En 18119 encore, un voyageur anglais, George Comb, écrit, que « la ville ressemble à un grand village épars dans un marais. »

Sous la présidence de Fillmore, un beau zèle s’empara du Congrès. Il s’agissait de nettoyer et de transformer en jardins les espaces réservés sous les noms de squares, parks ou reservations. Un crédit fut volé, le président prit la chose à cœur et choisit un artiste spécial en plantations pour diriger les travaux. On commença par les terrains de l’Institut Smithsonien. Malheureusement, dès l’année suivante, l’élection présidentielle et d’autres soucis firent oublier les embellissemens de la capitale. Les choses restèrent en l’état jusqu’à la guerre civile.

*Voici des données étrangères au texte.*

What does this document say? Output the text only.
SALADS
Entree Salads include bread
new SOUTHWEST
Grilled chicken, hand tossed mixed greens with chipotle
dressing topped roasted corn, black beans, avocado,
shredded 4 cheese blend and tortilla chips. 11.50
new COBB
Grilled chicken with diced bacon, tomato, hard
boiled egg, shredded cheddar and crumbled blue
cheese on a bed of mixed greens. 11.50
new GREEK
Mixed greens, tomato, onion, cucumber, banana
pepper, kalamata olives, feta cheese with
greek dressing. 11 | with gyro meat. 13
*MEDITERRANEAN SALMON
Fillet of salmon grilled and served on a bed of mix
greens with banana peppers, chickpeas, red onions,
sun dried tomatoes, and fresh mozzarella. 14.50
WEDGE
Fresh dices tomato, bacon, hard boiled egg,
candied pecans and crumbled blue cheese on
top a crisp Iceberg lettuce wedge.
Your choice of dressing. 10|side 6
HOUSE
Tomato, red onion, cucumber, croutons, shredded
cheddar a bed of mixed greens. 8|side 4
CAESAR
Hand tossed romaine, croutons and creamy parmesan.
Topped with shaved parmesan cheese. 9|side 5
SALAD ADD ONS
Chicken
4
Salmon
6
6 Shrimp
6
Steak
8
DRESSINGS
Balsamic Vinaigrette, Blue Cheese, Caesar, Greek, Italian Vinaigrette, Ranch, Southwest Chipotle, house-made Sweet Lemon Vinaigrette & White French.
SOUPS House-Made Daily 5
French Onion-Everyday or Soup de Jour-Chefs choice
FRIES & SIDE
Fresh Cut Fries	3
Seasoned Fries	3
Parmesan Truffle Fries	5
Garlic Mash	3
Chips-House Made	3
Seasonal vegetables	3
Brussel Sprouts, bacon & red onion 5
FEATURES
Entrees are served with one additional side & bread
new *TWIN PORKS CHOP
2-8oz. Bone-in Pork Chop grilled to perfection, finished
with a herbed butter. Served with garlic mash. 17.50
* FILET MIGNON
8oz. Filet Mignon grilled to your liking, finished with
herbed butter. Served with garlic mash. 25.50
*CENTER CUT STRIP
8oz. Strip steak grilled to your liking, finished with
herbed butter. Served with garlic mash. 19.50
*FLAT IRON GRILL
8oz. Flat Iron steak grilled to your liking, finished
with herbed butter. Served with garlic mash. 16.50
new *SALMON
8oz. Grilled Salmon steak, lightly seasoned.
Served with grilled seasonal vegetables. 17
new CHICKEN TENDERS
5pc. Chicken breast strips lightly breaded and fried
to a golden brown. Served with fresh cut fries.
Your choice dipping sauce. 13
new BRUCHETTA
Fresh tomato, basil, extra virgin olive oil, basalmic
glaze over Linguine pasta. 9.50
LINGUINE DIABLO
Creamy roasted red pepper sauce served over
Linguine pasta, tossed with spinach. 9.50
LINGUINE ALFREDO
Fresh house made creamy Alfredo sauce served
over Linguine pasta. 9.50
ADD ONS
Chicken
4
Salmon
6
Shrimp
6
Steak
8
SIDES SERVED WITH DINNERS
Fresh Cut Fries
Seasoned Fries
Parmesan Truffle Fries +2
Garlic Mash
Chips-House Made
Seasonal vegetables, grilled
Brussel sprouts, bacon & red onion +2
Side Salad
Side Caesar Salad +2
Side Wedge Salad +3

De 1861 à 1865, Washington fut un camp retranché. Durant quelques années encore les préoccupations restèrent concentrées sur des questions d’intérêt général, liquidation des dettes de la guerre, reconstitution des Etats du Sud, émancipation politique de la race noire. Le Congrès ne pouvait guère s’intéresser à des affaires de voirie. Les rues et les avenues restèrent livrées aux injures alternées de la boue et de la poussière, tandis qu’on laissait abominablement négligés les abords du Capitole et de tous les autres édifices publics.